Today's selected cutting-edge AI information, welcome to read 👇
🎬 Pika AI releases 1.5 model, supporting more realistic actions and "Pikaffects" special effects function.
🤖 Microsoft's new version of Copilot introduces voice interaction and visual understanding, creating a smarter, more personalized AI assistant experience.
🖥️ OpenAI DevDay announces four major updates: prompt caching, vision fine-tuning, real-time API, and model distillation.
🎙️ OpenAI open-sources Whisper Large v3 Turbo model, 8 times faster, supporting multiple languages.
Cutting-edge News
1. Pika AI releases 1.5 model.
Capable of generating more realistic actions, while also having the ability to generate specified physical effects, known as the "Pikaffects" function.
In simple terms, it allows uploading any image and achieving effects such as enlarging, exploding, melting, or turning objects within it into cakes.
Official website: https://pika.art/home
It's now live and can be used directly on the Pika official website.
2. Microsoft releases new Copilot, an AI companion for everyone.
It features four new functions that make our interaction with AI more natural and intuitive:
- Copilot Voice: Allows us to communicate with AI through voice, with an interface that looks more user-friendly than GPT-4o.

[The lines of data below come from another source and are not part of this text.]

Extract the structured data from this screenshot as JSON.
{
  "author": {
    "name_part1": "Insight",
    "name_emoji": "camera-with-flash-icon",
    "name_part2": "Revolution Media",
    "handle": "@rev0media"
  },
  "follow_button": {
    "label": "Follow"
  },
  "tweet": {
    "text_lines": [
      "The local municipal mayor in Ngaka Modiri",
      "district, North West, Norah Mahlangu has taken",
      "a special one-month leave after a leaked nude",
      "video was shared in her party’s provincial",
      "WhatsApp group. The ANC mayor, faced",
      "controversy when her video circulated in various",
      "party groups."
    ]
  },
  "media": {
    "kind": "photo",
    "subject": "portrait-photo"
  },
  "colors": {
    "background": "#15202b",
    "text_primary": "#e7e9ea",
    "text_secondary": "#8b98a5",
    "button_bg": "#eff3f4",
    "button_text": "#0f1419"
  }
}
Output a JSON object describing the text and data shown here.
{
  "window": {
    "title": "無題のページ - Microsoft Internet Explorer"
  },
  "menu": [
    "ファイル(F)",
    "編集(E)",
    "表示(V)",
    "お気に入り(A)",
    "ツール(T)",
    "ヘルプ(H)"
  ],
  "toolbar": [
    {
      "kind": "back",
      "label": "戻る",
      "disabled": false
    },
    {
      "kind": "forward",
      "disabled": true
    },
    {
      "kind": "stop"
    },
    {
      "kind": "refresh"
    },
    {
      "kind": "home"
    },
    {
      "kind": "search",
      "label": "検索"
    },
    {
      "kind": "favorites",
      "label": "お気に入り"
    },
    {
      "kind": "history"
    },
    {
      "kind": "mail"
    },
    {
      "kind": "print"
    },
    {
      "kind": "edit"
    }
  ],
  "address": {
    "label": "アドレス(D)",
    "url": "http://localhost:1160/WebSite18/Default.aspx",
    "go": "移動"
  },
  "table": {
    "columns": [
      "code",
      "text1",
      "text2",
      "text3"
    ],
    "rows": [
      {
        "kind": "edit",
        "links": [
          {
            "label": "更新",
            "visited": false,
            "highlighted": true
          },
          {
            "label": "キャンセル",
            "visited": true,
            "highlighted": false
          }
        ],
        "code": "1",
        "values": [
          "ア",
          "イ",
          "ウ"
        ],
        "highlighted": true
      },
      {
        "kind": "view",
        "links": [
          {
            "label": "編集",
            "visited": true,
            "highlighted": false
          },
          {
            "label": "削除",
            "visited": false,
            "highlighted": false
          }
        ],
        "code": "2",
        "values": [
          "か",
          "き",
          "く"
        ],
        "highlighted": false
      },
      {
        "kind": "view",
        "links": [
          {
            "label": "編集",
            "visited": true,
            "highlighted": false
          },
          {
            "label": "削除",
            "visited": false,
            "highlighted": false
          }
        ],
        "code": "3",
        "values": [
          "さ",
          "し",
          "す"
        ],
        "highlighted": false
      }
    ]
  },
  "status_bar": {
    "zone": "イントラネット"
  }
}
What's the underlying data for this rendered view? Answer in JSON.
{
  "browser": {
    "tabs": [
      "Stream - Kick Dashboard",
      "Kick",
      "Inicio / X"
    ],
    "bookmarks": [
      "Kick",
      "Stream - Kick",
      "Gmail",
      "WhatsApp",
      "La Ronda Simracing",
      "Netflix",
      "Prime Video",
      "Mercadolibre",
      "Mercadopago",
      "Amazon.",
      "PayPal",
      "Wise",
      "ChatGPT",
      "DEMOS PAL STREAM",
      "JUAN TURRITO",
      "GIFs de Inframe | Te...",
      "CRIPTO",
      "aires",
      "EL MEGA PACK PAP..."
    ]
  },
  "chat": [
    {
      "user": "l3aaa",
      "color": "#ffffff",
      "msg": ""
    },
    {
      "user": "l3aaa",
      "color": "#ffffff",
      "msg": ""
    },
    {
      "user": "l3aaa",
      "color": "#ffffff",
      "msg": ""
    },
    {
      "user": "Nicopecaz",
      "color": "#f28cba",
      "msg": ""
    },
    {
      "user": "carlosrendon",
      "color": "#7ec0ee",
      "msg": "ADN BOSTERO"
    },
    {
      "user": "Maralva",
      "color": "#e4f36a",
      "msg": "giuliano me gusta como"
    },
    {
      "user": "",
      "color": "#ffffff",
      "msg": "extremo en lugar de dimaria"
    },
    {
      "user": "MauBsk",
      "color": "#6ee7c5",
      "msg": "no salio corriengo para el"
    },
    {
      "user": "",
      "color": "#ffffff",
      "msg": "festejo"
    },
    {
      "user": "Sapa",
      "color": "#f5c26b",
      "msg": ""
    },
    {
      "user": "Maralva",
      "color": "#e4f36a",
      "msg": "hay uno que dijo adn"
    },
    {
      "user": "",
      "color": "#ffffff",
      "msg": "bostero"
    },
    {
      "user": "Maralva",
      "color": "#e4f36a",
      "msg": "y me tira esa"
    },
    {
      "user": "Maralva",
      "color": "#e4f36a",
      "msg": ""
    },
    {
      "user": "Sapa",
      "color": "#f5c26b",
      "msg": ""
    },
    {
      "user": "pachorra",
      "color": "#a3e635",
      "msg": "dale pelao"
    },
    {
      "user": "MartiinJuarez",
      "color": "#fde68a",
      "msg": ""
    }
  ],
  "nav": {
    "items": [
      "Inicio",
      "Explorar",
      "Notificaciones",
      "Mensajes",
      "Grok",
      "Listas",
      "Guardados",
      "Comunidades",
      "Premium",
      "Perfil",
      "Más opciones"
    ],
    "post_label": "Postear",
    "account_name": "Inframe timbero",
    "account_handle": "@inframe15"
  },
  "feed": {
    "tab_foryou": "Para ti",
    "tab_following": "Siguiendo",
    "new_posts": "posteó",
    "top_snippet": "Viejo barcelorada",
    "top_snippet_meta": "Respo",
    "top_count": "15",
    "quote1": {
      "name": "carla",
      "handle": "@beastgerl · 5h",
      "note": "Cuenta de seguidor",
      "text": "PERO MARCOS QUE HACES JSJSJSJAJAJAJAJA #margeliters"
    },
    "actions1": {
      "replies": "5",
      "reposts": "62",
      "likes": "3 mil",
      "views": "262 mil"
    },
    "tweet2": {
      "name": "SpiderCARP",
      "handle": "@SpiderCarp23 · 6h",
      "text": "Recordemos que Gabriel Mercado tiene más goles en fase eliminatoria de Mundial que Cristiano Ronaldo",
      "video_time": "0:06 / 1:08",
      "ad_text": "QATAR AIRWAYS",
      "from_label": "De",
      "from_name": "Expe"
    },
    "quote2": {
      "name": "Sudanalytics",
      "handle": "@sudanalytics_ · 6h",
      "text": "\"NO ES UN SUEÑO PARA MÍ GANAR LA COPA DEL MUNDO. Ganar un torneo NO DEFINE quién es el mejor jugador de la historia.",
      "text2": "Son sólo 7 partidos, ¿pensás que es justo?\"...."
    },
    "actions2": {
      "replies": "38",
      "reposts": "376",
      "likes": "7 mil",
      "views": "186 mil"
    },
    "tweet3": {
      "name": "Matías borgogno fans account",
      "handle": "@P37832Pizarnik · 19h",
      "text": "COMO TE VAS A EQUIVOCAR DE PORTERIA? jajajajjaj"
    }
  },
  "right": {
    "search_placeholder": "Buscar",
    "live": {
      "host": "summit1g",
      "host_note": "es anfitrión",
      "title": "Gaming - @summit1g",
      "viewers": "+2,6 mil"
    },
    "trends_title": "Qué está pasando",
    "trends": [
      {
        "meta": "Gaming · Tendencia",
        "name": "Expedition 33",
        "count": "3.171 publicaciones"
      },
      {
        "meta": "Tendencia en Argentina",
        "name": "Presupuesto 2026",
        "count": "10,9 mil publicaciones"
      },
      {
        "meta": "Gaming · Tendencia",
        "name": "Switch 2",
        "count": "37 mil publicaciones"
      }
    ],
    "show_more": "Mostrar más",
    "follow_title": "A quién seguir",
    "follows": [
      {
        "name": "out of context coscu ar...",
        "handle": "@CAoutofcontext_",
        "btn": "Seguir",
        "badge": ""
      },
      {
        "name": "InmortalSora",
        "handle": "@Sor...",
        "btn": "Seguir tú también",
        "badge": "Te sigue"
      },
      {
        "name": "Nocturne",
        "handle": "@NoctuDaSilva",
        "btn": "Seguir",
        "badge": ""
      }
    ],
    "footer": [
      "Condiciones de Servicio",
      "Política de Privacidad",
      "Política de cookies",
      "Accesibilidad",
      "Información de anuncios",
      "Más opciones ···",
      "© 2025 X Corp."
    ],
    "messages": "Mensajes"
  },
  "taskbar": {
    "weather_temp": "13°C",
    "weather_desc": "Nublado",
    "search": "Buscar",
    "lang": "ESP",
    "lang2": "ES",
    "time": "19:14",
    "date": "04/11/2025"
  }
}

- Copilot Vision: Can understand and respond to what we're seeing in real-time, such as the webpage we're viewing, including text and images.
- Copilot Daily: Provides news and weather summaries, which can be played in a voice you specify.
- Personalized Discover: Offers more personalized guidance to help us better start using Copilot.
Detailed introduction: https://blogs.microsoft.com/blog/2024/10/01/an-ai-companion-for-everyone/
This update mainly provides a more intuitive personalized experience, supporting our decision-making and learning in daily life, while emphasizing the importance of user privacy and data security.
3. OpenAI 2024 Developer Conference concludes quietly.
After a year's interval, OpenAI held DevDay again in San Francisco in the early hours of today. Compared to last year, this year was particularly low-key, with no live streaming and Sam Altman not attending.
This time, there were four main feature updates for developers:
Prompt Caching
- Developers can significantly reduce costs by reusing previously executed tokens.
Vision Fine-Tuning
- Developers can fine-tune AI models to better recognize specific images, opening new chapters for "autonomous driving" or "medical imaging" applications.
Real-time API
- Allows developers to create multimodal (voice, text, image), lower-latency conversational applications, and more easily integrate advanced voice features into applications.
- For example, letting an AI agent make a phone call to order chocolate.
Model Distillation
- Viewed as a transformative feature. Developers can use OpenAI's large models to "train" smaller models, creating customized versions for specific needs.
- These distilled models run faster and at lower cost.
Detailed introduction: https://openai.com/devday/
4. OpenAI open-sources a new speech-to-text model: Whisper Large v3 Turbo.
Fine-tuned based on Whisper Large V3, with the decoder reduced from 32 layers to 4 layers, running speed increased by 8 times, and supporting multiple languages.
Model download: https://huggingface.co/openai/whisper-large-v3-turbo
Online experience: https://huggingface.co/spaces/hf-audio/whisper-large-v3-turbo
If you're building applications using Whisper, you can switch to this latest model.